図1―10―16 奉仕隊員と村民との交流

 このほか、多摩村では不足する労働力を補うために、新しいさまざまな試みがなされている。特に、農業生産の共同化が進められ、共同作業のほか農繁期託児所の設置と共同炊事が行われた。昭和八年(一九三三)に、三多摩でいち早く開設された多摩村の農繁期託児所は、昭和十五年には朝日新聞社の社会奉仕事業団から表彰され「慈愛旗」を贈られている(『多摩町誌』)。最も忙しい農繁期に、女子青年団員らが子どもたちを預かり、保母役をつとめることで、母親は子どもの面倒から離れ、農作業に専念することができた。評判のよかった農繁期託児所は、毎年村内に三か所ほど設置され、多摩村の決算を見るかぎり昭和十六年まで続けられたようである。
 一方、それまで南多摩郡農会で研究されていた共同炊事は、横山村(現・八王子市)で初めて取り組まれ、昭和十五年に共同炊事組合が結成された(『東京日日新聞』昭和十五年三月五日付)。多摩村でも早くからこの事業に関心を寄せ、横山村につづき昭和十六年から共同炊事を実施している。昭和十六年には、東京から来た栄養学校研究生の女性たちが手伝い、翌年春には、予定していた村外からの応援がなかったため、田植えの早く終わった地元の農民が炊事を行っている。しかし、いずれもうまくいかなかった(『読売報知』昭和十七年十一月一、三、五日付)。
 昭和十七年(一九四二)十月、二回の失敗を経験していた多摩村で、三度目の共同炊事が試みられる(『ふるさと多摩』七号)。九人の浅草区浅草第一女子青年団員が、大日本青少年団や帝国農会などが企画する女子青年農村勤労奉仕隊として、落合で共同炊事の勤労奉仕を行った。事前に三日間の予備訓練を受けた奉仕隊員は、十月二十日から三十一日までの前班四人、十一月一日から十日までの後班五人に分かれて多摩村に入る。この奉仕隊員の指導には小林福太郎があたり、朝昼晩あわせて一日平均二二五食の食事を四、五人の女子で用意した。勤労奉仕に参加した佐藤トミノは、のちに東京府青少年団の『勤労奉仕・軍役奉仕概況報告書』(多摩市行政資料)のなかで、次のような感想文を書いている。
 私達の参りました部落は大変水の不便な所で、水の出る場所に行くのには調理場より五百歩位離れて居ります。天気の良い時でも、両手に「バケツ」をさげて汲みに参りますのは骨の折れる仕事でした。
 村の小父さん方が見兼ねてリヤカーで運んでやらうと仰有つて下さいましたが私達は、折角お手伝に来て少しでもお役に立つ様にと思つて居りますのに、小父さん方のお手をわづらはしては何にもなりませんからとお断り致しました。すると、水の出て居る所から竹筒で地下を通して、クラブの調理場の「カメ」に何時もたまる様にして下さいました。……

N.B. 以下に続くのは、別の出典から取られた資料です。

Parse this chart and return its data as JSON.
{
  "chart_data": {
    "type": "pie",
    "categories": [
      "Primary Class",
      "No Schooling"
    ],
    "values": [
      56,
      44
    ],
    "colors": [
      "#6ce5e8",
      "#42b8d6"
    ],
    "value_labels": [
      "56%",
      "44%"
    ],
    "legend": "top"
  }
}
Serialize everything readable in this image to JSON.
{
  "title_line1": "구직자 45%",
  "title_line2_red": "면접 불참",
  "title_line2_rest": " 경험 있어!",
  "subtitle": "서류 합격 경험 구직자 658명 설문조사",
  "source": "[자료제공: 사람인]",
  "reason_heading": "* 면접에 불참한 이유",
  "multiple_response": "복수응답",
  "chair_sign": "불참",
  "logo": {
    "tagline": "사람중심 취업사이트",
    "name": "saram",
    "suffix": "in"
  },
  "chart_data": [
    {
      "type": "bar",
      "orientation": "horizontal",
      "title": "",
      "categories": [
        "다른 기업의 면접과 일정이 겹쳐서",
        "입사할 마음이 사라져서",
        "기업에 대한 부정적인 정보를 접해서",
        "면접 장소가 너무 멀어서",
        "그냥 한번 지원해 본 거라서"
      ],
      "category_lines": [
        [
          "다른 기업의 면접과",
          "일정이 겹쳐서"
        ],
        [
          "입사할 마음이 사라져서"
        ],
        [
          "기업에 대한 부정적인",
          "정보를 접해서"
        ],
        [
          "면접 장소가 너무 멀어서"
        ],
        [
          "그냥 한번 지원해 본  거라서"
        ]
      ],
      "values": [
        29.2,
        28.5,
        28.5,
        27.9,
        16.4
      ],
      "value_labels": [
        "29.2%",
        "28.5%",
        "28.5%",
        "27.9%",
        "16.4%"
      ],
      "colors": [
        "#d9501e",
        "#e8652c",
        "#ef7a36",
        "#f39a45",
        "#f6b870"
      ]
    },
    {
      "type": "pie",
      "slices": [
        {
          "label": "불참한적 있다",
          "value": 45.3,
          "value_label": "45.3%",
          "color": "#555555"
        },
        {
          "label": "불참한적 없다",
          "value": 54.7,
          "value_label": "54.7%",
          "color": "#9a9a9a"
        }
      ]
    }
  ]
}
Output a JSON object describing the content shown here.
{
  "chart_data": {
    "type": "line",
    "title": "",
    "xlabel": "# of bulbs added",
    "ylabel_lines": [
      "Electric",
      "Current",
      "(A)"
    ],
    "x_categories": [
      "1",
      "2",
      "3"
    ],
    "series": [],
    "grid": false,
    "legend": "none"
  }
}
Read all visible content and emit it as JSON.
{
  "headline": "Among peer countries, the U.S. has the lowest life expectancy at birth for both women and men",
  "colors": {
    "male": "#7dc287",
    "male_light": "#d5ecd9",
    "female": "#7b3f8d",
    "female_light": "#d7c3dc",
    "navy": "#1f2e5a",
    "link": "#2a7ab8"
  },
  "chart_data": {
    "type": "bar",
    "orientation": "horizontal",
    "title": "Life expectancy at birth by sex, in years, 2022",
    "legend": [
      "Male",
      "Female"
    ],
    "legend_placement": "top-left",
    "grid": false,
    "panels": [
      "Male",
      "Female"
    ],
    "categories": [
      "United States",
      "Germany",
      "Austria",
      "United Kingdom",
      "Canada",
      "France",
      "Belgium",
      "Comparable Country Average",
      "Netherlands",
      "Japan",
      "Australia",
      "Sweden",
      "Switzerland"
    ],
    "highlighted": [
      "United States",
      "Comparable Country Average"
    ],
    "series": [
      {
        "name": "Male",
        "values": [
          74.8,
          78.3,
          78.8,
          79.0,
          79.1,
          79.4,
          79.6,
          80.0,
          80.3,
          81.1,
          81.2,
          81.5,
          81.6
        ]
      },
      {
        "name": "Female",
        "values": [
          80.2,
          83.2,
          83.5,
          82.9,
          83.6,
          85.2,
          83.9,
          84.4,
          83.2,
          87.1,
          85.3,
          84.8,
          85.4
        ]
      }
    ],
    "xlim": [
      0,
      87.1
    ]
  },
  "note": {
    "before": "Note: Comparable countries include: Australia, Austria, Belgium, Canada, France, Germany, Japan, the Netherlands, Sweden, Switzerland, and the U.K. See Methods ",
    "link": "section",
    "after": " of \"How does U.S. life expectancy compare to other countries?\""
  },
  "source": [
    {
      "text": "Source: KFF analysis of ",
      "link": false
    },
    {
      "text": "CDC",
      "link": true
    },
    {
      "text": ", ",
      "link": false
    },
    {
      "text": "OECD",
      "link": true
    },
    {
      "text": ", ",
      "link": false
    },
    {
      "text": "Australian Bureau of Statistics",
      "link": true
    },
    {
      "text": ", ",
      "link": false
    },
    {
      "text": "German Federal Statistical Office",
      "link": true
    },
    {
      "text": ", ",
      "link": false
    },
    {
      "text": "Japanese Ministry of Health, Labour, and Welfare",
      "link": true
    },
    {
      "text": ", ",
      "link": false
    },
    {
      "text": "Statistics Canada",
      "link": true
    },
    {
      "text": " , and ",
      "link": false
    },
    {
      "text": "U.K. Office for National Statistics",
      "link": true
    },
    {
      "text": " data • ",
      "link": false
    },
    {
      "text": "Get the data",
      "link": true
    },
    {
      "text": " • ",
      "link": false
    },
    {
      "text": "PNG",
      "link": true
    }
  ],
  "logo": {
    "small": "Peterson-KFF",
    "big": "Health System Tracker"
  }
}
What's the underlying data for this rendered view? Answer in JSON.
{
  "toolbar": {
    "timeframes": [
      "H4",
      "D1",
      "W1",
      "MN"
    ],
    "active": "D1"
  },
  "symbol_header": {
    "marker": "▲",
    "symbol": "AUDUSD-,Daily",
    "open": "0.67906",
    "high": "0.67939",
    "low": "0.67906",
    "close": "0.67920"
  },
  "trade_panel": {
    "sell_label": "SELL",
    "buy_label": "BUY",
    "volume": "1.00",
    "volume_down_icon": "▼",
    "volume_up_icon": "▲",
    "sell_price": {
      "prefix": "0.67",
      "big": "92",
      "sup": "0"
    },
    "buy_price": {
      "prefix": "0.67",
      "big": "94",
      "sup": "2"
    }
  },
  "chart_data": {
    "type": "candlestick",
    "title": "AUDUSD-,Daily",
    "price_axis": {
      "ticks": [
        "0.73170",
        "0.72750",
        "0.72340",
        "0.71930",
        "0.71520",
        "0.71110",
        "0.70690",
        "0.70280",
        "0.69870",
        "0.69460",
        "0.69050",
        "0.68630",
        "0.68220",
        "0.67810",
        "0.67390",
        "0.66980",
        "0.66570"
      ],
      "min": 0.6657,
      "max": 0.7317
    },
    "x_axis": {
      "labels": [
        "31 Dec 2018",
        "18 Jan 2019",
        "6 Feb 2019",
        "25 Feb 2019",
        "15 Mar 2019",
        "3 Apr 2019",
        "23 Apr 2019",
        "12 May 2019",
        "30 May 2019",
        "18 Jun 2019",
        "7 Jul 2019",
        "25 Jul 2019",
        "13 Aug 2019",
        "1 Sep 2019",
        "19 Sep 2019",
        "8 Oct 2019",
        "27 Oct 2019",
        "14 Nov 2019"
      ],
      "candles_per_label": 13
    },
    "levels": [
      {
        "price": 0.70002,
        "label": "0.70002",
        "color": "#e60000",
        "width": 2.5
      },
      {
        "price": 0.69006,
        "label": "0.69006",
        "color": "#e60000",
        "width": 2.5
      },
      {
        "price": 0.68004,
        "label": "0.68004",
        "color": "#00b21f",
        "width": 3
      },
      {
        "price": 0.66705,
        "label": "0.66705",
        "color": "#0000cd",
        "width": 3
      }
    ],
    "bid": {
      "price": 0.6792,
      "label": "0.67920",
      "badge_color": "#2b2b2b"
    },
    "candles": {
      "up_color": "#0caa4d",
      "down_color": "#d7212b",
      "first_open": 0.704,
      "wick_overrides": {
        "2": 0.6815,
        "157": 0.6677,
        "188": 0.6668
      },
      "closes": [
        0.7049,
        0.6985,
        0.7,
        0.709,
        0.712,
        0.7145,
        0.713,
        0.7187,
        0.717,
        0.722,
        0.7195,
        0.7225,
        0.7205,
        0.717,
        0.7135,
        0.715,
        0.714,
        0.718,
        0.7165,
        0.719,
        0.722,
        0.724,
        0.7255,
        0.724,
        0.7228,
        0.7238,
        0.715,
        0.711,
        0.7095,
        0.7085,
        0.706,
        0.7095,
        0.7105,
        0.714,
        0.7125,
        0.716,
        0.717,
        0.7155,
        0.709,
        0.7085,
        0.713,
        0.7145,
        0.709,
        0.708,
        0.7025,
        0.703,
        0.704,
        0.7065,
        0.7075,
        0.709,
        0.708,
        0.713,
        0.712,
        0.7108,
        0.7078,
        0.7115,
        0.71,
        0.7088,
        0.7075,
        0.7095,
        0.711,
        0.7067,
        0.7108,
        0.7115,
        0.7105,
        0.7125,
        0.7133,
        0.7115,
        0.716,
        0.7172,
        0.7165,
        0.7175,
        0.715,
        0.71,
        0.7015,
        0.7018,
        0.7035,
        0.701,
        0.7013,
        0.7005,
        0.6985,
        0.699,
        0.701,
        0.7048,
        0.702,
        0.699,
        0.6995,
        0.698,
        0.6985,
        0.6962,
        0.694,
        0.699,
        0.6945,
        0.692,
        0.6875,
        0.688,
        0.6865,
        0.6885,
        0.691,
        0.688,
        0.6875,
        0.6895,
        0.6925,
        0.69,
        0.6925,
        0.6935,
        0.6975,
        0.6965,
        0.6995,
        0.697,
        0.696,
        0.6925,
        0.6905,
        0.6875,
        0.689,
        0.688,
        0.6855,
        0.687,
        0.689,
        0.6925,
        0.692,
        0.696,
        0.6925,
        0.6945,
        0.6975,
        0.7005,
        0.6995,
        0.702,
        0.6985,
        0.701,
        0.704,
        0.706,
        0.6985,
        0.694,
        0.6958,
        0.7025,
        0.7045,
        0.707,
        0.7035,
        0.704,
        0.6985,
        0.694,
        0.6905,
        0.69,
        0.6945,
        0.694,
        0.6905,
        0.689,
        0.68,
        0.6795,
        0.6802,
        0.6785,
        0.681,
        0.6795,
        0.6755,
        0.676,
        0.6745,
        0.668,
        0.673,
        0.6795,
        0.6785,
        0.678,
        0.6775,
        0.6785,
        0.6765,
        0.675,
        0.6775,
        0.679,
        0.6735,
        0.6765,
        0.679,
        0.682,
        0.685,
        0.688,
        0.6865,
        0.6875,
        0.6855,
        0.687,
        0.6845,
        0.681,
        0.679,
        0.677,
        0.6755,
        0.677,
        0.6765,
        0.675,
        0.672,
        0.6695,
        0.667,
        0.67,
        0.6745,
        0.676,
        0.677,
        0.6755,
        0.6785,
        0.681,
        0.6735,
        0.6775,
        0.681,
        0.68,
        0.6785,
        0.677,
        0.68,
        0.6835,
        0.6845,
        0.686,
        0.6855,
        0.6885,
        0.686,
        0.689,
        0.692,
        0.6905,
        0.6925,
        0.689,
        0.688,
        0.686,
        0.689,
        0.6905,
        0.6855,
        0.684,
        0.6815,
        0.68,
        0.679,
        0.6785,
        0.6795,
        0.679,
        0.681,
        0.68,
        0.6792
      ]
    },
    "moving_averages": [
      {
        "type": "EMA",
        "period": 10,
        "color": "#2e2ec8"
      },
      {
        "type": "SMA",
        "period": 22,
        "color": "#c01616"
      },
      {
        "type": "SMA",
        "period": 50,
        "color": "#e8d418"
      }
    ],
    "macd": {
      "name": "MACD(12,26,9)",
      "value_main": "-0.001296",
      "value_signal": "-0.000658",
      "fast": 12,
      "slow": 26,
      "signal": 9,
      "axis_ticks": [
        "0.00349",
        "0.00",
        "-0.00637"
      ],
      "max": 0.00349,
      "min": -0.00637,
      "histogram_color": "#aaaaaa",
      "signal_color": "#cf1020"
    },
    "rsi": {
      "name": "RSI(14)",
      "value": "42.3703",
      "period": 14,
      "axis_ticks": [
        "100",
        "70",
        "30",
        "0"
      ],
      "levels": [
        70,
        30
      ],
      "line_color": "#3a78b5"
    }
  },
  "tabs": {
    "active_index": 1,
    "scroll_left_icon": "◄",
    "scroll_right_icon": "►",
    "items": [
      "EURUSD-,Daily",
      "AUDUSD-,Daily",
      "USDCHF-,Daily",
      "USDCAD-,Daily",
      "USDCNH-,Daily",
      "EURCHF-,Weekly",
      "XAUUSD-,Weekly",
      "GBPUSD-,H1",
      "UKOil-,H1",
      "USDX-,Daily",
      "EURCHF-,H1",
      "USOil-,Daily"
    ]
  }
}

 佐藤の文章には、足手まといになったのではという反省の言葉がならんでいる。しかし、経費をかなり抑えているにもかかわらず、味、分量ともに好評で、何よりも村びとになりきろうと努力する姿が村民の感心を引いていた。村の投書箱には、感謝の言葉ばかりで、悪く言う者は一人もいなかったという。昭和十七年十月二十九日、奉仕隊員を招いて落合青年倶楽部で開かれた共炊座談会では、多摩村側の出席者から彼女たちにお礼の言葉が伝えられた(『読売報知』昭和十七年十一月一、三、五日付)。このとき、杉田浦次助役は、今回の共同炊事について次のような感想を述べている。
杉田 労力の節減がこの仕事の眼目だが、それだけでは物質的金銭的に流れて面白くない。共炊は金が掛るといった不満の声は、そんな所から起き勝ちだ。今度痛感したのですが、栄養補給という眼に見えぬ効果、これが大きい。農家では忙しくなると昼食はお茶漬が通り相場、激労期にはこれでは堪らない。副産物として部落民の気持ちが一つになった。

 ここで杉田は、農作業にはげむ村民の栄養にも気をつかっていることがうかがえる。しかし、農繁期託児所にしても共同炊事にしても、農村女性の過重労働を多少減らすことはできても、根本的な解決にはなっていなかった。